There’s been some debate, as we’ve developed anti-spoofing standards for email, about what to do about anonymity there. The rough consensus — though, clearly, not everyone agrees — is that there are good reasons to be able to send anonymous email, and that will never go away. On the other hand, there’s probably a limited number of recipients for anonymous email. If a standard for digitally signing all email messages should ever pick up enough momentum that it were actually used widely enough, I’d probably be happy to reject all mail that wasn’t so identified, because I have no reason to get anonymous email. My congressman, on the other hand, probably should allow anonymous mail (but probably wouldn’t, because there’d be too much spam in the mix).
Anyway, that makes the point that while there are good reasons to support anonymity, not every application needs to allow it in all cases.
But even when we’re anonymous, are we really anonymous? Are our identities really hidden?
Back to the physical world for a moment: People engage in all manner of rude and illegal behaviour in their cars — behaviour they’d never do if they were face to face with someone. We do this because we perceive a sort of anonymity in our cars that we don’t have when we’re face to face. Yet we’re certainly not truly anonymous there: my car’s license plate makes me traceable (and if you think that only the police can trace that, maybe you’ll also believe my friend in Nigeria when he offers to send you millions of dollars).

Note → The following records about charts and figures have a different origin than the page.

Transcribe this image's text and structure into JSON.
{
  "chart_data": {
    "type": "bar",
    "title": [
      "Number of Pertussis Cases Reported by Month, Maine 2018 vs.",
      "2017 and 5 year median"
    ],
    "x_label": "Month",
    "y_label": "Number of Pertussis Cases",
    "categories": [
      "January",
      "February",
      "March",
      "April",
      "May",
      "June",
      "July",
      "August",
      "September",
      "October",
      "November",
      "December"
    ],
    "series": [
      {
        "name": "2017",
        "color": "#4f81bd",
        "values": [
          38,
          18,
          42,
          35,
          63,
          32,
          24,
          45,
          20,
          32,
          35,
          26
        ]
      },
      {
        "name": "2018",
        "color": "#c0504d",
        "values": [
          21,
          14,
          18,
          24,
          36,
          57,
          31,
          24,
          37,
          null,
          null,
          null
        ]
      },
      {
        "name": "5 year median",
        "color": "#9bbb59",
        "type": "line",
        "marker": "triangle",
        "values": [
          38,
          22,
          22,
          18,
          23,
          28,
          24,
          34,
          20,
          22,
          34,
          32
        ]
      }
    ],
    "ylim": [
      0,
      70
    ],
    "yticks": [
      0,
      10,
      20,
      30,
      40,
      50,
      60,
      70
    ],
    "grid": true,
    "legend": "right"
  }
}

That brings up a distinction between being identified or being anonymous... and being traceable or not. And most of what we do on the Internet is traceable.
If I should post a blog comment as “weirdsnarkydude”, no one would know who that was — at least before now — and no one would connect it to me. As far as you or I are concerned, it would be anonymous. But if, say, my comment made a threat (like, oh, say, Brent Caflisch did) and someone considered it sufficiently credible, the authorities could go to the host of the target blog and get the Internet address that the comment was posted from (probably with a court order for it). The address would tell them who was providing weirdsnarkydude’s Internet service, and a check with them — again, with a court order to help — should uncover weirdsnarkydude’s identity.

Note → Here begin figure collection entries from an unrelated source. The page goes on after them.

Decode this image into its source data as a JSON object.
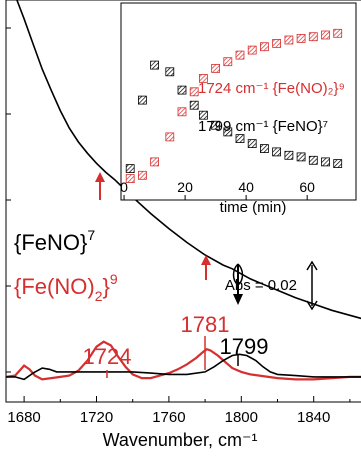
{
  "chart_data": [
    {
      "type": "line",
      "xlabel": "Wavenumber, cm⁻¹",
      "ylabel": "",
      "xlim": [
        1670,
        1870
      ],
      "ylim": [
        -0.02,
        0.3
      ],
      "x_ticks": [
        1680,
        1720,
        1760,
        1800,
        1840
      ],
      "grid": false,
      "scale_bar": {
        "label": "Abs = 0.02",
        "value": 0.02
      },
      "labels": {
        "feno": "{FeNO}",
        "feno_sup": "7",
        "fe_no2_prefix": "{Fe(NO)",
        "fe_no2_sub": "2",
        "fe_no2_suffix": "}",
        "fe_no2_sup": "9"
      },
      "peak_labels": [
        {
          "text": "1724",
          "x": 1724,
          "color": "#d62f2f"
        },
        {
          "text": "1781",
          "x": 1781,
          "color": "#d62f2f"
        },
        {
          "text": "1799",
          "x": 1799,
          "color": "#000000"
        }
      ],
      "series": [
        {
          "color": "#d62f2f",
          "x": [
            1670,
            1675,
            1680,
            1683,
            1686,
            1690,
            1695,
            1700,
            1705,
            1710,
            1715,
            1720,
            1724,
            1728,
            1732,
            1736,
            1740,
            1745,
            1750,
            1755,
            1760,
            1765,
            1770,
            1775,
            1779,
            1781,
            1783,
            1787,
            1791,
            1795,
            1800,
            1805,
            1810,
            1815,
            1820,
            1830,
            1840,
            1850,
            1860,
            1870
          ],
          "y": [
            0.0,
            0.001,
            0.009,
            0.006,
            0.001,
            -0.002,
            -0.001,
            0.0,
            0.001,
            0.005,
            0.013,
            0.024,
            0.028,
            0.025,
            0.016,
            0.008,
            0.002,
            -0.001,
            -0.001,
            0.001,
            0.003,
            0.006,
            0.01,
            0.015,
            0.02,
            0.022,
            0.021,
            0.017,
            0.012,
            0.007,
            0.004,
            0.002,
            0.001,
            0.0,
            -0.001,
            -0.002,
            -0.002,
            -0.001,
            0.0,
            0.0
          ]
        },
        {
          "color": "#000000",
          "x": [
            1670,
            1675,
            1680,
            1685,
            1690,
            1694,
            1698,
            1705,
            1710,
            1720,
            1730,
            1740,
            1750,
            1760,
            1770,
            1780,
            1785,
            1790,
            1795,
            1799,
            1803,
            1808,
            1812,
            1816,
            1820,
            1830,
            1840,
            1850,
            1860,
            1870
          ],
          "y": [
            0.0,
            0.0,
            -0.002,
            0.003,
            0.007,
            0.006,
            0.004,
            0.004,
            0.004,
            0.004,
            0.004,
            0.004,
            0.003,
            0.002,
            0.002,
            0.004,
            0.008,
            0.013,
            0.017,
            0.018,
            0.017,
            0.013,
            0.008,
            0.004,
            0.002,
            0.001,
            0.0,
            0.0,
            0.0,
            0.0
          ]
        },
        {
          "color": "#000000",
          "x": [
            1676,
            1680,
            1685,
            1690,
            1695,
            1700,
            1705,
            1710,
            1715,
            1720,
            1725,
            1730,
            1740,
            1750,
            1760,
            1770,
            1780,
            1790,
            1795,
            1800,
            1805,
            1810,
            1820,
            1830,
            1840,
            1850,
            1860,
            1870
          ],
          "y": [
            0.3,
            0.285,
            0.265,
            0.245,
            0.228,
            0.212,
            0.198,
            0.187,
            0.178,
            0.17,
            0.163,
            0.157,
            0.143,
            0.13,
            0.118,
            0.107,
            0.097,
            0.089,
            0.086,
            0.082,
            0.078,
            0.075,
            0.069,
            0.063,
            0.058,
            0.053,
            0.049,
            0.045
          ]
        }
      ]
    },
    {
      "type": "scatter",
      "xlabel": "time (min)",
      "ylabel": "",
      "xlim": [
        -1,
        76
      ],
      "ylim": [
        0,
        1
      ],
      "x_ticks": [
        0,
        20,
        40,
        60
      ],
      "grid": false,
      "series": [
        {
          "name": "1724 cm⁻¹ {Fe(NO)₂}⁹",
          "color": "#d62f2f",
          "x": [
            2,
            6,
            10,
            15,
            19,
            23,
            26,
            30,
            34,
            38,
            42,
            46,
            50,
            54,
            58,
            62,
            66,
            70
          ],
          "y": [
            0.08,
            0.1,
            0.18,
            0.33,
            0.48,
            0.6,
            0.68,
            0.74,
            0.78,
            0.82,
            0.85,
            0.87,
            0.89,
            0.91,
            0.92,
            0.93,
            0.94,
            0.95
          ]
        },
        {
          "name": "1799 cm⁻¹ {FeNO}⁷",
          "color": "#000000",
          "x": [
            2,
            6,
            10,
            15,
            19,
            23,
            26,
            30,
            34,
            38,
            42,
            46,
            50,
            54,
            58,
            62,
            66,
            70
          ],
          "y": [
            0.14,
            0.55,
            0.76,
            0.72,
            0.61,
            0.52,
            0.46,
            0.4,
            0.36,
            0.32,
            0.29,
            0.26,
            0.24,
            0.22,
            0.21,
            0.19,
            0.18,
            0.17
          ]
        }
      ]
    }
  ]
}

That information isn’t readily available to everyone, so we say that in my guise as weirdsnarkydude I’m anonymous. But because it’s available through this sort of search, we say that my activity as weirdsnarkydude is traceable.

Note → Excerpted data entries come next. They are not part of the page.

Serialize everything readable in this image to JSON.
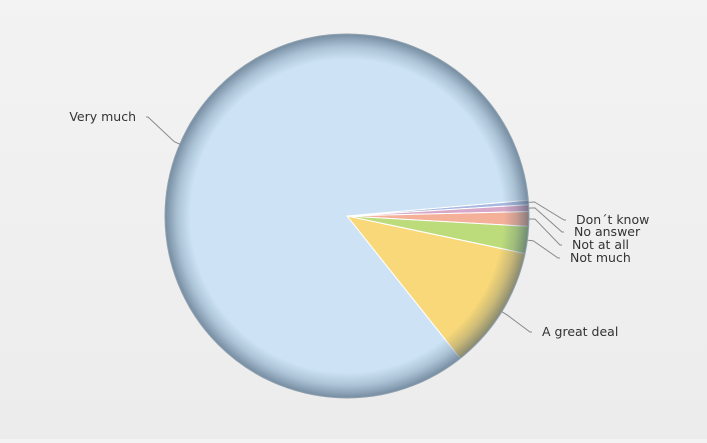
{
  "chart_data": {
    "type": "pie",
    "title": "",
    "slices": [
      {
        "label": "Very much",
        "value": 84.3,
        "color": "#cde3f5"
      },
      {
        "label": "A great deal",
        "value": 11.0,
        "color": "#f8d878"
      },
      {
        "label": "Not much",
        "value": 2.4,
        "color": "#bcdc7c"
      },
      {
        "label": "Not at all",
        "value": 1.3,
        "color": "#f4b098"
      },
      {
        "label": "No answer",
        "value": 0.6,
        "color": "#d8a8c8"
      },
      {
        "label": "Don´t know",
        "value": 0.4,
        "color": "#a8b8e0"
      }
    ],
    "legend": "none",
    "data_labels": "outside with leader lines"
  }
}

It’s possible to be untraceable, or to make tracing arbitrarily difficult. One can engage an Internet Service Provider that doesn’t keep records — records that don’t exist can’t be demanded by the police or a court. Of course, a law could be written requiring all ISPs to keep those records. But then I could use an ISP in another country, which could flout that law. And so on — it becomes a sort of arms race.
There are also anonymizing services that reduce traceability as well. You can, for example, route your web browsing through a proxy service that can do a number of things, such as hiding your IP address (all proxies do that; the web server only sees the address of the proxy, not the address of the user of the browser), removing referrer information, and lying about browser-version information. If the service does a good job — and, as above, does not keep records linking your Internet address to your activity — what you do will not be readily traced, even by motivated officials with court orders.
There are drawbacks to using an anonymizing proxy. Many web sites won’t work without browser “cookies” and those cookies can hold the information needed to identify and/or trace you anyway. And some web sites won’t work if you’re using a proxy at all (in my opinion, such web sites are broken, since there are perfectly sensible reasons to use proxies, quite apart from this discussion).
How much of this you do depends upon how much you want to hide, and how much you care about staying hidden.